11 January 2016

Don't bother harvesting your grandfather's gold fillings

About 25 years ago, when my father was dying of metastatic prostatic cancinoma, he told me bluntly to make sure to ask the mortician to extract his teeth so that I could have the gold fillings.  He had had a lot of reparative dental work done in the 1930s-40s and at about $400/oz didn't want to see the gold wasted.

When he did die, I was either too busy or too shy to bring the matter up to the mortician.  For the next several decades I wondered in the back of my mind whether some mortuary assistant with a pair of pliers had enriched himself at our expense.

This year my question was answered.  I had the opportunity to speak with a funeral director on an unrelated matter, and brought up the question that had been nagging at me for so long.  He laughed and noted that he was uniquely qualified to address the question, not because of his mortuary experience, but because his father was a dentist.

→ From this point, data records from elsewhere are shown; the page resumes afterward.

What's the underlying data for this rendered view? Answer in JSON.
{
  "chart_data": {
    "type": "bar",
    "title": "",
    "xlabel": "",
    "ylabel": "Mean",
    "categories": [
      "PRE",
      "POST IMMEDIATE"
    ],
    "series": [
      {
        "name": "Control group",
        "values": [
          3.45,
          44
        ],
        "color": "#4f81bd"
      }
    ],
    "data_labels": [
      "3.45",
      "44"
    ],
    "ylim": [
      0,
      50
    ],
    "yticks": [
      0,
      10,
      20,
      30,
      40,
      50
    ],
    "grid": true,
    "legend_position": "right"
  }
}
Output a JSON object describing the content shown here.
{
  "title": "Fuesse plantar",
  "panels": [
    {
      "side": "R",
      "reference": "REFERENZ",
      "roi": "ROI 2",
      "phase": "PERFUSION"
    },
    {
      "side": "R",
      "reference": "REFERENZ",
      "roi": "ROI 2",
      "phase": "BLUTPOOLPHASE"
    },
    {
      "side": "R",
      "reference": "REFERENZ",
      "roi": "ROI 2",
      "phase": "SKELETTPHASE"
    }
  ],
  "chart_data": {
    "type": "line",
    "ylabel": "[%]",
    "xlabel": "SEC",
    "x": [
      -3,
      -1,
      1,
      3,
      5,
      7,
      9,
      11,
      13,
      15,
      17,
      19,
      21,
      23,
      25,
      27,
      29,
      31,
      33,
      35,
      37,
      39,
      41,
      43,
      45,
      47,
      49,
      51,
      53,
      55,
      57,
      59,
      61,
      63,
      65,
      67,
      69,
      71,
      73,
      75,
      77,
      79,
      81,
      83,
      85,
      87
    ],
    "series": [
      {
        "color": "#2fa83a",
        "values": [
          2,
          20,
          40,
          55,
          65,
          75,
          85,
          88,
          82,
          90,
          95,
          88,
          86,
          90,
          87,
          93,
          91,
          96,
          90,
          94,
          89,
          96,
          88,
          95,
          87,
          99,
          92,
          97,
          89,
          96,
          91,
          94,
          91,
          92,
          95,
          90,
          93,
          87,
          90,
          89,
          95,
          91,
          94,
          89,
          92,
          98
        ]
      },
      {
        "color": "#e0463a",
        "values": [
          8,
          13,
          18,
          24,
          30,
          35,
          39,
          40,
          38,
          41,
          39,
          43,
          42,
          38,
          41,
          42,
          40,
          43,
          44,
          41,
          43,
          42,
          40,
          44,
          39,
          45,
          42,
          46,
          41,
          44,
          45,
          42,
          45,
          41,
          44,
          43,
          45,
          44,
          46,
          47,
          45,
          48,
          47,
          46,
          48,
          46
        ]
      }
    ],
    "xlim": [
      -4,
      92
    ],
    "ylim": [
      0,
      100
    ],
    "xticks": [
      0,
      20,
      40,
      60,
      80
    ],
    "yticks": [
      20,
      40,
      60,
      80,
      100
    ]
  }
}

During his father's dental career, it was common practice to extract teeth, many of which had metal fillings, including gold.  Discarding the teeth into the environment was discouraged because of the heavy metals, so his father kept all the teeth he extracted in a large coffee can.  Then one day the office building burned down.  The family retrieved what they could from the office ruins, and in doing so found the coffee can with the organic material gone but the metal fillings fused into a solid mass.  They took the block to a metalworking company and were rewarded with the princely sum of ... three dollars.

His explanation was that gold itself is too soft to be used as a filling on a grinding surface.  "Gold" fillings are typically other amalgams colored with minuscule amounts of gold.  They are offered to the public as a cosmetic enhancement, not as a financial investment.

I'm not sure whether the same applies to often rather striking "gold teeth" one can see on a Google image search.

A related post from last year:  A concrete block filled with human teeth.

Photo credit:  Myteethnvd's Weblog.

7 comments:

  1. I'm told that my grandmother had perfect teeth until she asked her husband (who was a dental technician) to give her a gold tooth like all her friends had. My father had good teeth too; and I (now 51) and my son (23) have never needed a filling of any sort (despite our somewhat poor tooth care regimes). Unfortunately we may have also inherited a tendency to ingrown toenails and possibly Alzheimers disease.

    ReplyDelete
  2. does this mean the climactic scene in Marathon Man is not realistic? or were all the ill gotten gains diamonds?

    ReplyDelete
  3. maybe, maybe not. http://www.animated-teeth.com/dental_crowns/t-sell-scrap-dental-gold.htm#crown.gold

    ReplyDelete
  4. Maybe I should rethink my retirement career of grave robbing to supplement Social Security.

    ReplyDelete
  5. Mercury is illegally exported to 3rd world countries to dissolve gold traces from ground up gold ore, then you just distill off the mercury. It just happens that mercury vapors are very toxic.
    All common gold products are actually gold alloys, however it's doubtful that any of them are amalgams, which only refers to blends/alloys of mercury BTW. Amalgam fillings were used widely for decades, but they rarely contain gold AFAIK. Gold crowns don't use amalgams. So I guess you'll have to ask a retired dentist about how often for how long gold colored amalgam fillings were a thing, fillings not crowns.

    ReplyDelete
    Replies
    1. Yesterday I happened to visit my dentist and asked him about dental gold. He said that gold may have been used for fillings in my father's era, but there is no point in doing so now. In terms of value he noted that a gold crown nowadays may incorporate gold that would be worth about $40.

      Delete
  6. I wouldn't say the same for bridges. My grandfather's bridge garnered a couple hundred bucks. Which was enough to fix a ring I found in my grandmother's jewelry box.